Orphan Drug Credit: 2025 Policy Shifts & Australian Impact

With rare diseases affecting a growing number of Australians, policies that incentivise the development of orphan drugs—those targeting conditions affecting fewer than 5 in 10,000 people—are under the spotlight. Around the world, governments have used tax credits and other financial incentives to spur pharmaceutical innovation where commercial returns would otherwise be slim. In 2025, global shifts in orphan drug credit schemes are shaping the future of biotech investment, research, and patient outcomes. So, what does this mean for Australia’s health and finance sectors?

Understanding the Orphan Drug Credit: The Global Landscape

The orphan drug credit originated in the United States in 1983 with the Orphan Drug Act, offering a tax credit (recently 25% of qualified clinical testing expenses) to encourage drug companies to develop treatments for rare diseases. Similar incentives have appeared in the European Union and Japan, each with their own eligibility rules and benefits.

• United States (2025 update): After several years of political debate, the US Congress reaffirmed the orphan drug credit at 25% for qualified expenses, with new reporting requirements aimed at transparency and anti-abuse. The Inflation Reduction Act’s provisions on drug pricing are also impacting how credits interact with commercial strategies.

• European Union: The EU maintains a mix of tax incentives, market exclusivity, and fee reductions for orphan drugs, but is reviewing its incentive structure amid concerns about affordability and access.

• Japan: Japan continues to offer a 50% tax credit for clinical trials of orphan drugs, alongside priority review and subsidies, reinforcing its position as a leader in rare disease research.

Australia’s Approach: Incentives, Gaps, and the 2025 Policy Debate

Australia does not currently offer a direct orphan drug tax credit. Instead, local biotech and pharmaceutical companies rely on the broader R&D Tax Incentive, which provides a refundable tax offset for eligible R&D activities.

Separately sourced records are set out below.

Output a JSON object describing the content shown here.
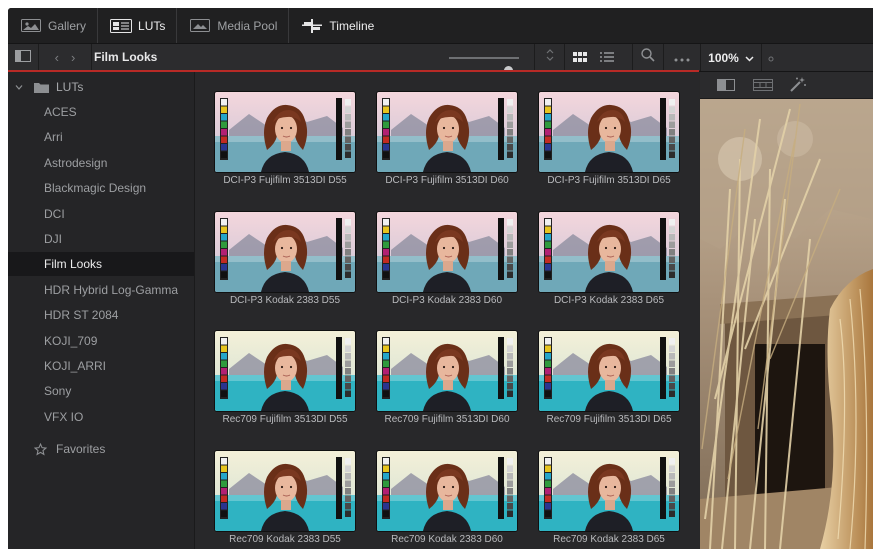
{
  "tabs": [
    {
      "label": "Gallery",
      "icon": "gallery-icon",
      "active": false
    },
    {
      "label": "LUTs",
      "icon": "luts-icon",
      "active": true
    },
    {
      "label": "Media Pool",
      "icon": "media-pool-icon",
      "active": false
    },
    {
      "label": "Timeline",
      "icon": "timeline-icon",
      "active": true
    }
  ],
  "toolbar": {
    "current_folder": "Film Looks",
    "zoom": "100%",
    "thumbnail_size": 0.85
  },
  "sidebar": {
    "root_label": "LUTs",
    "items": [
      {
        "label": "ACES"
      },
      {
        "label": "Arri"
      },
      {
        "label": "Astrodesign"
      },
      {
        "label": "Blackmagic Design"
      },
      {
        "label": "DCI"
      },
      {
        "label": "DJI"
      },
      {
        "label": "Film Looks",
        "active": true
      },
      {
        "label": "HDR Hybrid Log-Gamma"
      },
      {
        "label": "HDR ST 2084"
      },
      {
        "label": "KOJI_709"
      },
      {
        "label": "KOJI_ARRI"
      },
      {
        "label": "Sony"
      },
      {
        "label": "VFX IO"
      }
    ],
    "favorites_label": "Favorites"
  },
  "luts": [
    {
      "name": "DCI-P3 Fujifilm 3513DI D55"
    },
    {
      "name": "DCI-P3 Fujifilm 3513DI D60"
    },
    {
      "name": "DCI-P3 Fujifilm 3513DI D65"
    },
    {
      "name": "DCI-P3 Kodak 2383 D55"
    },
    {
      "name": "DCI-P3 Kodak 2383 D60"
    },
    {
      "name": "DCI-P3 Kodak 2383 D65"
    },
    {
      "name": "Rec709 Fujifilm 3513DI D55"
    },
    {
      "name": "Rec709 Fujifilm 3513DI D60"
    },
    {
      "name": "Rec709 Fujifilm 3513DI D65"
    },
    {
      "name": "Rec709 Kodak 2383 D55"
    },
    {
      "name": "Rec709 Kodak 2383 D60"
    },
    {
      "name": "Rec709 Kodak 2383 D65"
    }
  ],
  "colors": {
    "accent": "#b82a26",
    "background": "#282829"
  }
}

However, this incentive is not targeted at rare disease research, leading to calls from industry and advocacy groups for more focused support.

In 2025, the Australian government commissioned a review into the competitiveness of its biopharmaceutical incentives, with recommendations expected mid-year. Key issues under discussion include:

• Targeted tax credits: Should Australia introduce an orphan drug credit similar to the US or Japan, specifically aimed at rare diseases?

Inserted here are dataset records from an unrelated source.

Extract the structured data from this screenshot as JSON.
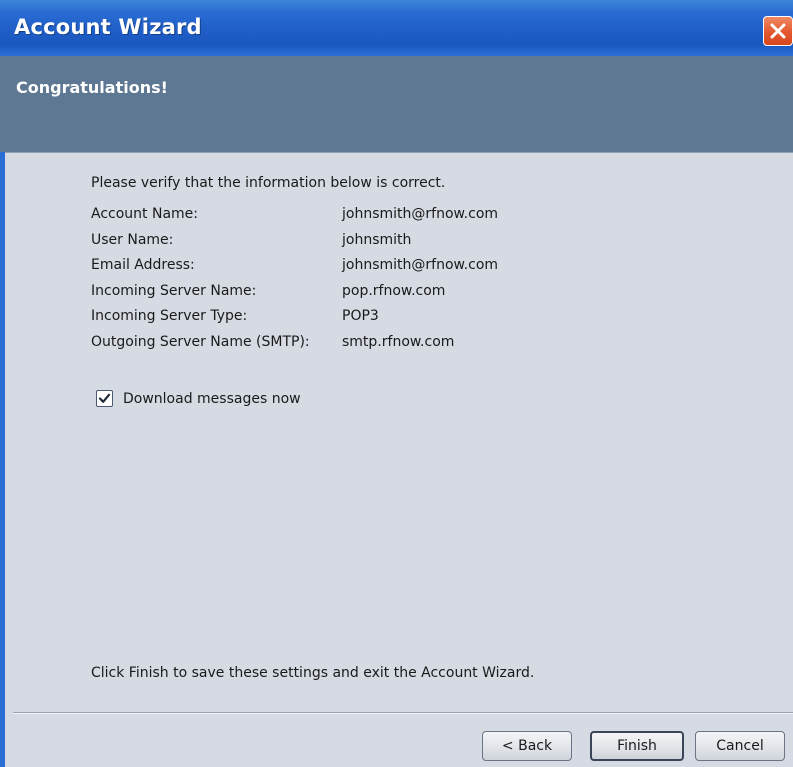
{
  "window": {
    "title": "Account Wizard"
  },
  "header": {
    "title": "Congratulations!"
  },
  "content": {
    "intro": "Please verify that the information below is correct.",
    "rows": [
      {
        "label": "Account Name:",
        "value": "johnsmith@rfnow.com"
      },
      {
        "label": "User Name:",
        "value": "johnsmith"
      },
      {
        "label": "Email Address:",
        "value": "johnsmith@rfnow.com"
      },
      {
        "label": "Incoming Server Name:",
        "value": "pop.rfnow.com"
      },
      {
        "label": "Incoming Server Type:",
        "value": "POP3"
      },
      {
        "label": "Outgoing Server Name (SMTP):",
        "value": "smtp.rfnow.com"
      }
    ],
    "download_checkbox": {
      "label": "Download messages now",
      "checked": true
    },
    "footer": "Click Finish to save these settings and exit the Account Wizard."
  },
  "buttons": {
    "back": "< Back",
    "finish": "Finish",
    "cancel": "Cancel"
  },
  "colors": {
    "titlebar": "#1f5ec6",
    "header_band": "#5e7894",
    "body": "#d5dae3",
    "close": "#e4572e"
  }
}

• Market exclusivity: Could enhanced exclusivity periods or fast-track approval processes attract more rare disease research?

• Patient access: How can incentives balance commercial viability with affordability for patients and the public health system?

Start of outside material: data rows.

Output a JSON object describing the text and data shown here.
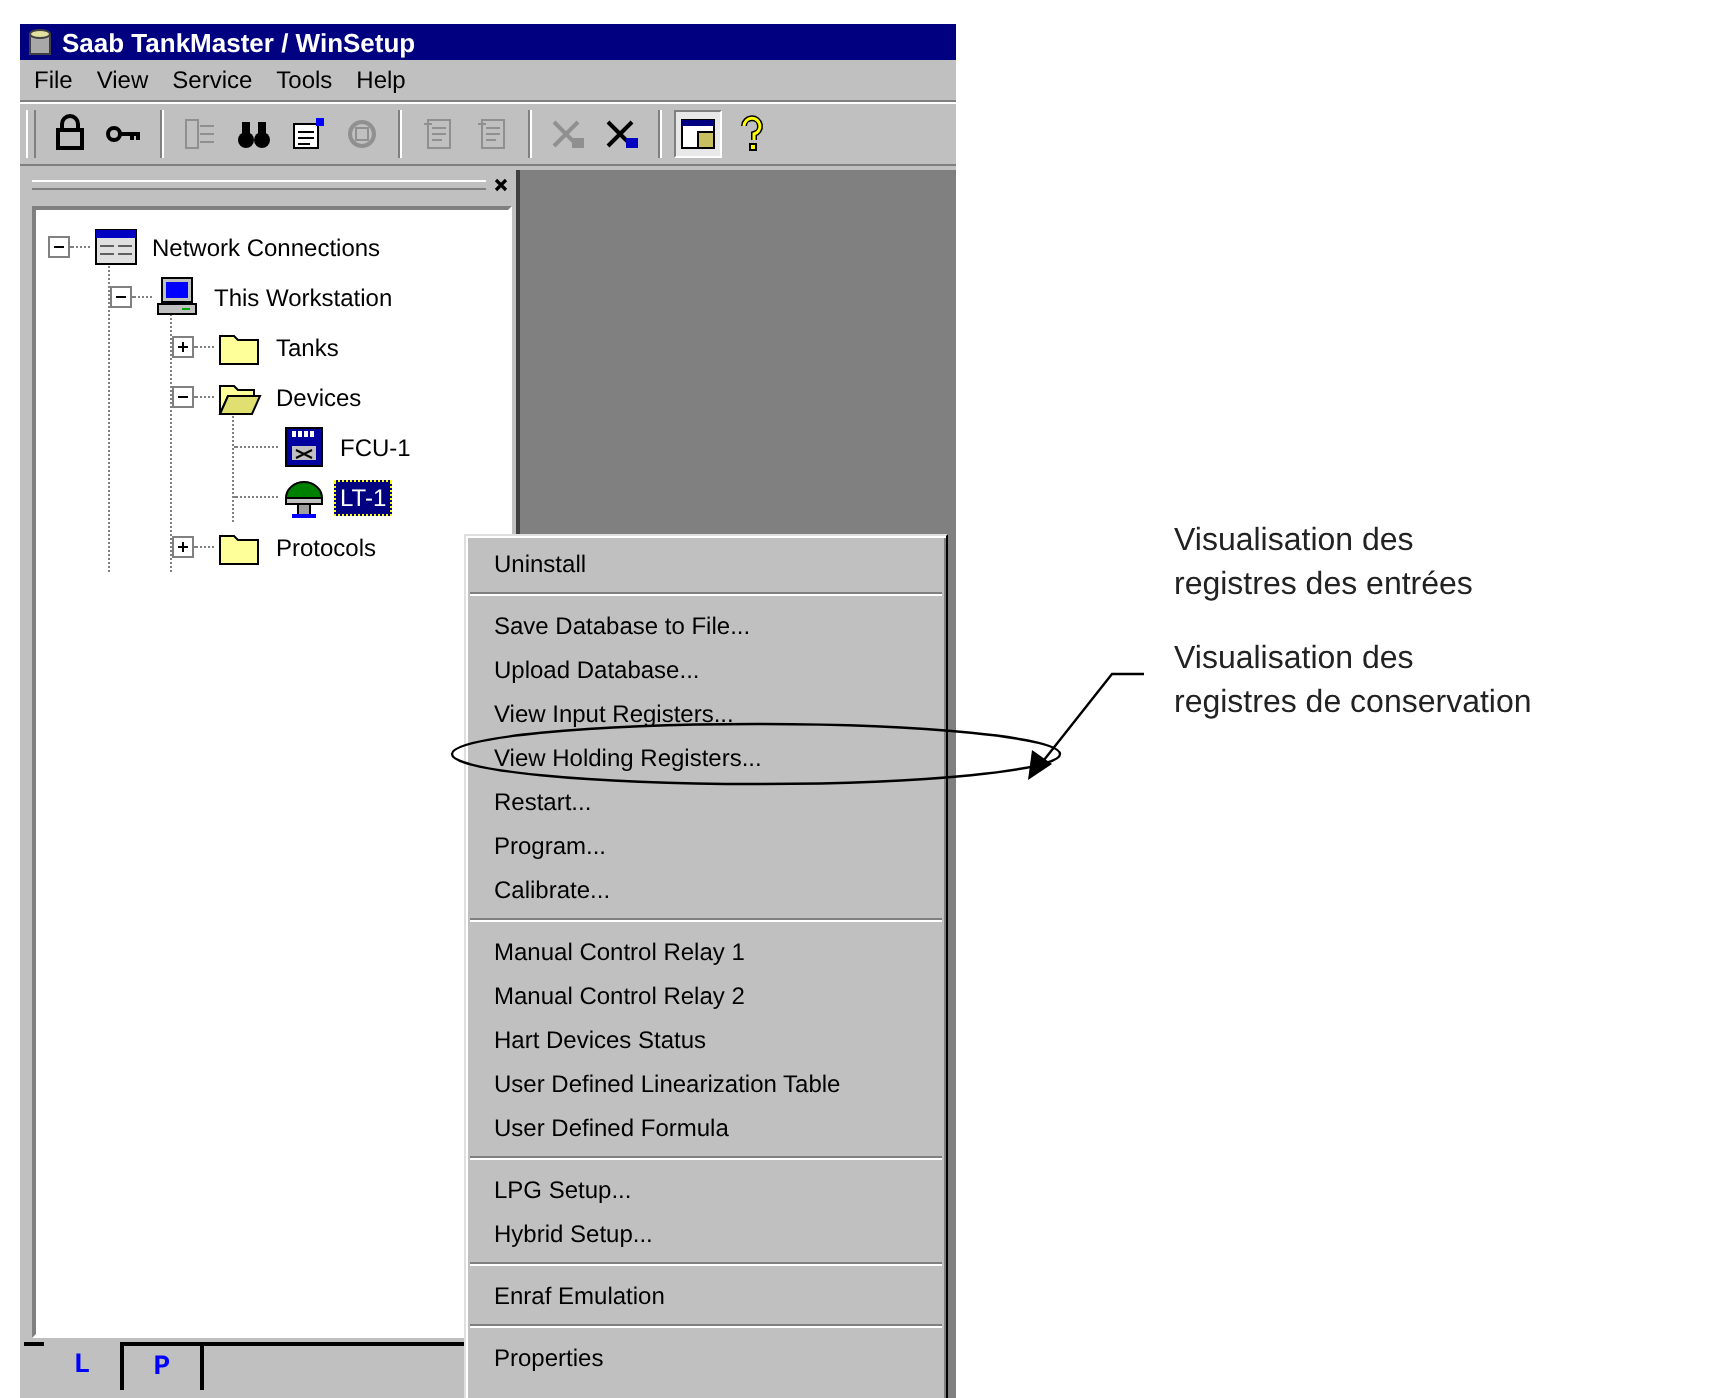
{
  "window": {
    "title": "Saab TankMaster / WinSetup"
  },
  "menu_bar": [
    "File",
    "View",
    "Service",
    "Tools",
    "Help"
  ],
  "toolbar": [
    {
      "kind": "grip"
    },
    {
      "kind": "lock",
      "disabled": false
    },
    {
      "kind": "key",
      "disabled": false
    },
    {
      "kind": "separator"
    },
    {
      "kind": "import",
      "disabled": true
    },
    {
      "kind": "binoculars",
      "disabled": false
    },
    {
      "kind": "properties",
      "disabled": false
    },
    {
      "kind": "device",
      "disabled": true
    },
    {
      "kind": "separator"
    },
    {
      "kind": "doc",
      "disabled": true
    },
    {
      "kind": "doc",
      "disabled": true
    },
    {
      "kind": "separator"
    },
    {
      "kind": "cut",
      "disabled": true
    },
    {
      "kind": "cut",
      "disabled": false
    },
    {
      "kind": "separator"
    },
    {
      "kind": "window",
      "disabled": false,
      "pressed": true
    },
    {
      "kind": "help",
      "disabled": false
    }
  ],
  "tree": [
    {
      "label": "Network Connections",
      "kind": "network",
      "selected": false,
      "expanded": true,
      "children": [
        {
          "label": "This Workstation",
          "kind": "workstation",
          "selected": false,
          "expanded": true,
          "children": [
            {
              "label": "Tanks",
              "kind": "folder",
              "selected": false,
              "expanded": false
            },
            {
              "label": "Devices",
              "kind": "folder",
              "selected": false,
              "expanded": true,
              "children": [
                {
                  "label": "FCU-1",
                  "kind": "fcu",
                  "selected": false
                },
                {
                  "label": "LT-1",
                  "kind": "gauge",
                  "selected": true
                }
              ]
            },
            {
              "label": "Protocols",
              "kind": "folder",
              "selected": false,
              "expanded": false
            }
          ]
        }
      ]
    }
  ],
  "panel_tabs": [
    {
      "label": "L",
      "selected": true
    },
    {
      "label": "P",
      "selected": false
    }
  ],
  "context_menu": [
    {
      "kind": "item",
      "label": "Uninstall"
    },
    {
      "kind": "separator"
    },
    {
      "kind": "item",
      "label": "Save Database to File..."
    },
    {
      "kind": "item",
      "label": "Upload Database..."
    },
    {
      "kind": "item",
      "label": "View Input Registers..."
    },
    {
      "kind": "item",
      "label": "View Holding Registers..."
    },
    {
      "kind": "item",
      "label": "Restart..."
    },
    {
      "kind": "item",
      "label": "Program..."
    },
    {
      "kind": "item",
      "label": "Calibrate..."
    },
    {
      "kind": "separator"
    },
    {
      "kind": "item",
      "label": "Manual Control Relay 1"
    },
    {
      "kind": "item",
      "label": "Manual Control Relay 2"
    },
    {
      "kind": "item",
      "label": "Hart Devices Status"
    },
    {
      "kind": "item",
      "label": "User Defined Linearization Table"
    },
    {
      "kind": "item",
      "label": "User Defined Formula"
    },
    {
      "kind": "separator"
    },
    {
      "kind": "item",
      "label": "LPG Setup..."
    },
    {
      "kind": "item",
      "label": "Hybrid Setup..."
    },
    {
      "kind": "separator"
    },
    {
      "kind": "item",
      "label": "Enraf Emulation"
    },
    {
      "kind": "separator"
    },
    {
      "kind": "item",
      "label": "Properties"
    }
  ],
  "annotations": [
    {
      "lines": [
        "Visualisation des",
        "registres des entrées"
      ]
    },
    {
      "lines": [
        "Visualisation des",
        "registres de conservation"
      ],
      "pointer": true
    }
  ]
}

Industry experts point out that, with more than 7,000 rare diseases and only a fraction having approved treatments, targeted incentives could put Australia on the map for global biotech investment. However, budgetary pressures and the need to ensure value for taxpayer money are part of the ongoing policy debate.

Real-World Impacts: Case Studies and Investor Considerations

The experience of global pharmaceutical firms illustrates the power of orphan drug credits. For example, US-based Vertex Pharmaceuticals leveraged the orphan drug credit to accelerate its cystic fibrosis portfolio, resulting in both financial returns and life-changing treatments. In Japan, Chugai Pharmaceutical has successfully brought multiple orphan drugs to market with the support of local credits and subsidies.

For Australian companies, the absence of a dedicated orphan drug credit means competing for capital with jurisdictions that offer more direct incentives. Investors are increasingly factoring in global policy trends when making decisions about biotech portfolios. In 2025, with the US reaffirming its orphan drug credit and the EU considering reforms, Australian policymakers face growing pressure to act or risk losing out on future medical breakthroughs.

• Startups: May struggle to fund high-risk, high-reward rare disease research without targeted credits.

• Investors: Are tracking the policy landscape closely, with direct credits seen as a catalyst for early-stage investment.

• Patients: Ultimately stand to benefit from a more vibrant rare disease pipeline, but only if incentives are matched by access and affordability measures.

Looking Ahead: The Future of Orphan Drug Credits in Australia

As global orphan drug policies evolve, Australia stands at a crossroads. The upcoming government review will shape whether the country adopts a dedicated orphan drug credit or finds alternative ways to support rare disease innovation. With the US and Japan providing clear models and the EU actively reviewing its approach, Australian stakeholders—pharmaceutical companies, investors, advocacy groups, and patients—are making their voices heard.

In the meantime, Australian firms seeking to develop orphan drugs may need to pursue international collaborations or access overseas credits, but this risks exporting both talent and intellectual property. The coming months will be critical for determining whether Australia becomes a leader or a follower in rare disease innovation.